Sur le premier point, la position de la banque Delubac consiste à soutenir en substance que la cession du fonds de commerce ne peut inclure le contrat de partenariat ni les commissions dans la mesure où il s'agissait d'un contrat intuitu personae, comportant une clause d'incessibilité, qui de surcroît a été résilié du fait de la liquidation judiciaire et de la radiation de la société DGS Conseil du fichier ORIAS en mars 2013, de sorte que la convention n'existait plus lors de la cession de l'actif et que l'appelante ne peut prétendre au paiement des commissions.

En réponse, l'appelante fait valoir d'une part, que conformément à l'article L. 622-13 du Code de commerce, l'ouverture de la procédure collective de la société DGS Conseil n'a pu permettre la résiliation d'office; que la clause d'incessibilité du contrat est totalement inopérante en vertu de l'article L. 631-14 selon lequel les contrats (y compris ceux conclus intuitu personae puisque la loi ne distingue pas selon le type de contrat) sont des contrats en cours s'ils n'ont pas été résiliés avant le jugement d'ouverture, sans que l'on puisse en l'espèce s'y opposer dans la mesure où il s'agit d'une cession judiciaire soumise aux règles d'ordre public du Code de commerce encadrant les procédures collectives, le critère essentiel étant celui de la continuité de l'activité de l'entreprise ; d'autre part, qu'en tout état de cause, ce n'est pas le contrat de partenariat qui a été cédé, mais le portefeuille de clients, qui fait partie des éléments incorporels du fonds et qui continue à générer des commissions tant que les contrats souscrits sont en cours.

Il résulte des dispositions des articles L. 511-1, L. 511-2 et R. 511-3, II du Code des assurances, et de la position adoptée par l'ACP (Autorité de Contrôle Prudentiel) que la rémunération allouée au titre de l'activité d'intermédiation ne peut être rétrocédée qu'à l'un des intermédiaires immatriculés au registre du commerce pour l'activité de courtage d'assurances et à l'ORIAS (Registre unique des Intermédiaires en Assurances, Banque et Finance), ce dont il découle que l''intermédiaire ne peut plus proposer de contrats d'assurances ni collaborer avec les organismes d'assurances dès lors que l'immatriculation à l'ORIAS est perdue.

C'est donc à bon droit que la banque fait valoir que le contrat de partenariat a été résilié du fait de la liquidation judiciaire de la société DGS Conseil et de sa radiation de l'ORIAS, de sorte que l'appelante ne peut prétendre au bénéfice de la reprise de ce contrat.
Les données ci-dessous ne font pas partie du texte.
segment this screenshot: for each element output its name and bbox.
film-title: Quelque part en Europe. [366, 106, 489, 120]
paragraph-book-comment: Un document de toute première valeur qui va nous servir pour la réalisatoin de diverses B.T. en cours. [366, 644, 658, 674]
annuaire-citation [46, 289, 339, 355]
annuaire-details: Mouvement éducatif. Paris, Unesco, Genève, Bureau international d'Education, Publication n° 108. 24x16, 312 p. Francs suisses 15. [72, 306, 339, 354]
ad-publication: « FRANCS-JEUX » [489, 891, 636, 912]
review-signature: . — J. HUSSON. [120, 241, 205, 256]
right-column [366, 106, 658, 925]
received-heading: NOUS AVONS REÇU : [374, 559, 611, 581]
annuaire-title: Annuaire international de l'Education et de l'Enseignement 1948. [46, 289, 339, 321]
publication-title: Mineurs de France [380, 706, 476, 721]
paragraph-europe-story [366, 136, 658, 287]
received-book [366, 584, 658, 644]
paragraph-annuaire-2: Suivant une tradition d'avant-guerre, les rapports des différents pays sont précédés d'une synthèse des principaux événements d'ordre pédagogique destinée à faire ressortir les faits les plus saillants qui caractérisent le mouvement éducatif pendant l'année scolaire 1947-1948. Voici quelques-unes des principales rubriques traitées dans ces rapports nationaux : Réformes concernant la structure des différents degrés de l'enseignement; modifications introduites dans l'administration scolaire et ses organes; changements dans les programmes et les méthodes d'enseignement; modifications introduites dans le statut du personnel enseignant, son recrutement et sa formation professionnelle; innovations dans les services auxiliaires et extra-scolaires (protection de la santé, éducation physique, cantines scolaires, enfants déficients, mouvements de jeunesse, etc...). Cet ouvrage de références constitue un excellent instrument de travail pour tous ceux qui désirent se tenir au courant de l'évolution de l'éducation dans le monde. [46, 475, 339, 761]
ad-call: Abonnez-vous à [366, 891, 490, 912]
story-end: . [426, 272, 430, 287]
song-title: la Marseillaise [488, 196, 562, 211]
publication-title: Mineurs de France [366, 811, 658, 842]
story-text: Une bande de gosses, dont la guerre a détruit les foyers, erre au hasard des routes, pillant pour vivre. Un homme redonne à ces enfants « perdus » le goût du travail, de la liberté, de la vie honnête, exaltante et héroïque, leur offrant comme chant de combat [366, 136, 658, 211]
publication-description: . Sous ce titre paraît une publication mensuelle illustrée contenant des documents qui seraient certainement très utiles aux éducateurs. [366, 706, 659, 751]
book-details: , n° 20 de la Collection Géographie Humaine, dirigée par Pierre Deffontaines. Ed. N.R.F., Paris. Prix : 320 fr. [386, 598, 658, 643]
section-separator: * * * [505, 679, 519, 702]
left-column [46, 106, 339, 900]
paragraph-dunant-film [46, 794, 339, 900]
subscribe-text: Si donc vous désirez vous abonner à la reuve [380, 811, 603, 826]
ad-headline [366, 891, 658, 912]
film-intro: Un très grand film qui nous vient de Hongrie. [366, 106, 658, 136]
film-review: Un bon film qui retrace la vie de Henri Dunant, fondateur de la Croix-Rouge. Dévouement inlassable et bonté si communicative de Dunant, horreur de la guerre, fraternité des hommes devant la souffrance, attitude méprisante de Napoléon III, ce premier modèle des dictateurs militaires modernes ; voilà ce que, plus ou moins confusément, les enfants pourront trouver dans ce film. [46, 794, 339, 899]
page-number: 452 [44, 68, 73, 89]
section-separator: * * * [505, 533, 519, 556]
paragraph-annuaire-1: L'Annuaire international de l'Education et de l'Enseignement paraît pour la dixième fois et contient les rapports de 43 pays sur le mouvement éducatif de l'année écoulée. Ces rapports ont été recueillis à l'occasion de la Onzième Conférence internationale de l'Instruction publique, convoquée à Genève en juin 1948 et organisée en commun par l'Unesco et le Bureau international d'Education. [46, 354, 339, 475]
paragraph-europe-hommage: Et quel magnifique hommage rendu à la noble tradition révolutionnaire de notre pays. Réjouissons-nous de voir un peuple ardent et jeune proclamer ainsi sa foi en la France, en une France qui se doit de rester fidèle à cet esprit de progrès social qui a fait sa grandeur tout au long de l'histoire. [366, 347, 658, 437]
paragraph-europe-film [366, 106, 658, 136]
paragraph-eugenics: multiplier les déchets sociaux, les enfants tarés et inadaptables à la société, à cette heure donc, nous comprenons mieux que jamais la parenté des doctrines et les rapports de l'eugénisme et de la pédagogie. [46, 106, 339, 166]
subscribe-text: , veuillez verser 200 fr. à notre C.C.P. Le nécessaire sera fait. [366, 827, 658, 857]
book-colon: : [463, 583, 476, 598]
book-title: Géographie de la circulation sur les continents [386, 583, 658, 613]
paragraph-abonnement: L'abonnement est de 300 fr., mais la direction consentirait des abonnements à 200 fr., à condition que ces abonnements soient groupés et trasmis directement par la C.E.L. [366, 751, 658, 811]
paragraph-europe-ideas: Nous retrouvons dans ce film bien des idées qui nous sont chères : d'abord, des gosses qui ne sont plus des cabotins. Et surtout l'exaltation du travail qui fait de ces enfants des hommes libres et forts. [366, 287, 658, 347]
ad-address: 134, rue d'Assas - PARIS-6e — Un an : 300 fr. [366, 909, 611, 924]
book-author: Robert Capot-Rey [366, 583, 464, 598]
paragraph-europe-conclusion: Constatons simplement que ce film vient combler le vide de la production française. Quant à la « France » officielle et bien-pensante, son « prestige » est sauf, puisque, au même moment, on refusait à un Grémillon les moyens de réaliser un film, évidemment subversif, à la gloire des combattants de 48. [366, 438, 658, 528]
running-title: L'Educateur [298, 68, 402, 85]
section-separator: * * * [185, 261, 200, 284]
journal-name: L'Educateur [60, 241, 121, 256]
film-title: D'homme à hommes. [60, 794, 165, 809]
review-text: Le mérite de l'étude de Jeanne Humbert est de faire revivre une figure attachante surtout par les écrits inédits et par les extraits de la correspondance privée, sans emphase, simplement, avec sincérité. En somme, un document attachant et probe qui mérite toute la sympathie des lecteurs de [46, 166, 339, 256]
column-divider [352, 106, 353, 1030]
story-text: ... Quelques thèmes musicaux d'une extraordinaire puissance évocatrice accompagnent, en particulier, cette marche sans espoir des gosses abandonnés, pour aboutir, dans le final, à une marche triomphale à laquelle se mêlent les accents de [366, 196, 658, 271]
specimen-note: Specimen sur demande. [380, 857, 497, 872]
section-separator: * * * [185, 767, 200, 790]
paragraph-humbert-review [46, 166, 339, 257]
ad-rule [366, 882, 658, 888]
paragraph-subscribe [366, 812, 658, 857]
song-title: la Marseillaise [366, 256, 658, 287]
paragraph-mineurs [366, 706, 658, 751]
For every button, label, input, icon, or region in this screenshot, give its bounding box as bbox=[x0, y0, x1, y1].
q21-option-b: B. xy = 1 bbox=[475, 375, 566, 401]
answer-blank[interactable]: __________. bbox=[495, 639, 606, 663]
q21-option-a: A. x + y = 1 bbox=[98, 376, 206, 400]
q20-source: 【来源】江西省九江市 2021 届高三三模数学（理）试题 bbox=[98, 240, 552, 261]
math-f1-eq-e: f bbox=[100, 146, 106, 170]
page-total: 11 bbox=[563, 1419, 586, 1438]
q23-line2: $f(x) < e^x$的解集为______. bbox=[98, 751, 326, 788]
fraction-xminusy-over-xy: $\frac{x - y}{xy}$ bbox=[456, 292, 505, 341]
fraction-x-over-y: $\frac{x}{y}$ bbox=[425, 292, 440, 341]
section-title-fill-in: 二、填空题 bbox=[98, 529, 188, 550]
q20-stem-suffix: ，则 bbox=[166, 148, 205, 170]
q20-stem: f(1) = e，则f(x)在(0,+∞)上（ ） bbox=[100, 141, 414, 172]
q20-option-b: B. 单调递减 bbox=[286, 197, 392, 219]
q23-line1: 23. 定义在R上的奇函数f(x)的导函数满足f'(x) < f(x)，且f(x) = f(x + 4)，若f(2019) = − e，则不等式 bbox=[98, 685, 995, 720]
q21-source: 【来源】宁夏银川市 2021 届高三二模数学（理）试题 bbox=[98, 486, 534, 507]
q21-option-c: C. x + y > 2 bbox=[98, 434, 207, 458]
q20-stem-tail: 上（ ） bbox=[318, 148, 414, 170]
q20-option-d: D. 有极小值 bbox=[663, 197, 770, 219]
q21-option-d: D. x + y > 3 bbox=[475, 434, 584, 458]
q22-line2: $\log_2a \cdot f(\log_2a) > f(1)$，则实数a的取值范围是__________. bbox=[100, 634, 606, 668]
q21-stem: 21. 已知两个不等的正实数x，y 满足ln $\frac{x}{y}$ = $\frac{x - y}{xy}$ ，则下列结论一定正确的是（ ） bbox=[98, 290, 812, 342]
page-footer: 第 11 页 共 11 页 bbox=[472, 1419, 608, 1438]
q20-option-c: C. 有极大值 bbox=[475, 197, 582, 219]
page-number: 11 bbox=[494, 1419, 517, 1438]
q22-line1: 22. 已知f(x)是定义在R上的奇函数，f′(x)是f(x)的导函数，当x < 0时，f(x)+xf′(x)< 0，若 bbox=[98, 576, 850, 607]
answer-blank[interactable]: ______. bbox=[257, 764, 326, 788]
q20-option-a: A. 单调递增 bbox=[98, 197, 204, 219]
Ceci étant, le débat sur la cession ou non du contrat de partenariat est sans intérêt véritable, la seule question étant celle de la composition de l'actif au jour de la cession du 7 mai 2013 et des droits de l'appelante à percevoir des commissions sur les contrats en vigueur à cette date.

Le contrat de courtage conclu le 29 juillet 2003 entre la société DGS Conseil et la banque Delubac stipule au VI des dispositions générales que " les affaires réalisées par le cabinet (la société DGS Conseil) sont sa propriété au sens des usages généraux du courtage spécifiés dans le Code des assurances ". L'intimée ne peut prétendre se soustraire à cette stipulation contractuelle qui fait la loi entre les parties. Elle ne peut pas davantage nier toute force aux usages alors même que pour réglementer le statut de courtier grossiste, qui est une pure création de la pratique, la profession a mis en place un Code de bonne conduite qui rappelle en préambule que la propriété de la clientèle revient au seul courtier direct.

Il est ainsi établi que le portefeuille de la société DGS Conseil était la propriété de cette dernière et l'est restée en dépit de sa radiation de l'ORIAS et de la mesure de liquidation judiciaire. En pratique, il est admis que dès lors qu'un distributeur ne respecte plus les conditions relatives à l'accès à l'activité d'intermédiaire et à son exercice, l'assureur doit suspendre le versement des commissions dans l'attente d'une régularisation de sa situation par le courtier ou d'une cession de son portefeuille. Dans cette hypothèse, les sommes dues au titre des commissions doivent être conservées à titre de séquestre par l'assureur dans l'attente d'une solution définitive, ces commissions pouvant être considérées comme définitivement acquises à l'assureur à l'expiration d'un délai de prescription quinquennale.

C'est donc à bon droit que la société ORIA Conseils soutient que la cession de gré à gré intervenue le 7 mai 2013 est valable et produit tous effets de droits attachés à la propriété d'un bien, et qu'elle est propriétaire du portefeuille de la société DGS Conseil, ce qui l'autorise à revendiquer un droit sur les commissions afférentes.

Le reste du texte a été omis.